Pink-necked Green Pigeon swallows MacArthur palm fruits

on 20th February 2010

Howard Banwell sent in a photo sequence of a female Pink-necked Green Pigeon (Treron vernans) swallowing fruits of the MacArthur Palm (Ptychospermum macarthurii) taken at Singapore’s Seletar Air Base on 15th February 2010.

“We watched her and her mate eating numerous fruits one after the other, but no sign of regurgitation of the seed or skin,” wrote Howard.

An earlier post shows the male Pink-necked Green Pigeon swallowing the same fruit. However, the current post shows the complete sequence of swallowing.

Yellow-vented Bulbul (Pycnonotus goiavier), which has a smaller gape than the pigeon, similarly swallows the fruit whole. Details of the fruit in cross-section showing the pulp and seed can be seen HERE.

It is very possible that the seeds may be passed out after going through the digestive system, as it is relatively small compared to the size of the fruit. But we have yet to be fully convinced that the seeds are not subsequently regurgitated.

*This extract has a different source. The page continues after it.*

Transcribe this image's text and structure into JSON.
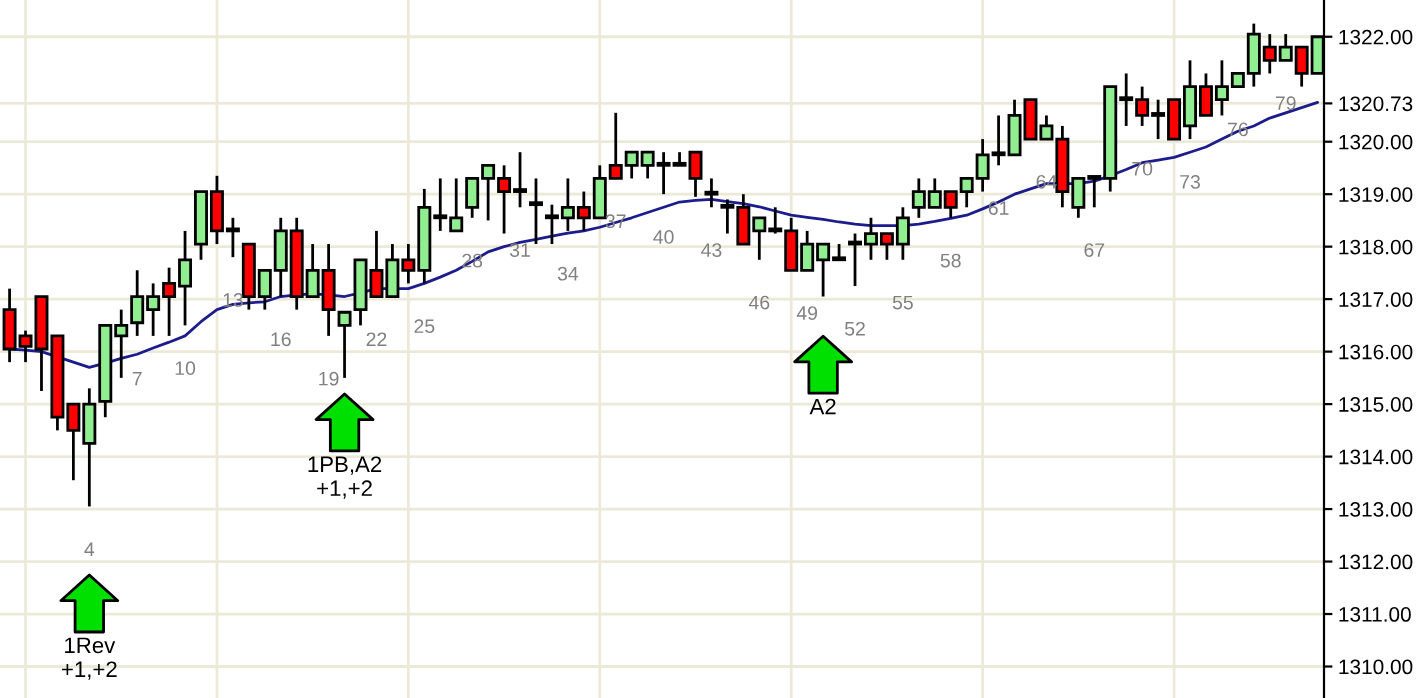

If you like this post please tap on the Like button at the left bottom of page. Any views and opinions expressed in this article are solely those of the authors/contributors, and are not endorsed by the Lee Kong Chian Natural History Museum (LKCNHM, NUS) or its affiliated institutions. Readers are encouraged to use their discretion before making any decisions or judgements based on the information presented.

YC Wee

Dr Wee played a significant role as a green advocate in Singapore through his extensive involvement in various organizations and committees: as Secretary and Chairman for the Malayan Nature Society (Singapore Branch), and with the Nature Society (Singapore) as founding President (1978-1995). He has also served in the Nature Reserve Board (1987-1989), Nature Reserves Committee (1990-1996), National Council on the Environment/Singapore Environment Council (1992-1996), Work-Group on Nature Conservation (1992) and Inter-Varsity Council on the Environment (1995-1997). He is Patron of the Singapore Gardening Society and was appointed Honorary Museum Associate of the Lee Kong Chian Natural History Museum (LKCNHM) in 2012. In 2005, Dr Wee started the Bird Ecology Study Group. With more than 6,000 entries, the website has become a valuable resource consulted by students, birdwatchers and researchers locally and internationally. The views and opinions expressed in this article are his own, and do not represent those of LKCNHM, the National University of Singapore or its affiliated institutions.

Other posts by YC Wee

One Response

  1. Unlike Imperial pigeons, the green pigeons can grind up seeds in their muscular gizzards. From dissections of window-killed birds we know that small seeds are totally destroyed, but a large, hard, palm seed would be more difficult, so any observations of intact seeds in droppings or regurgitates would be valuable.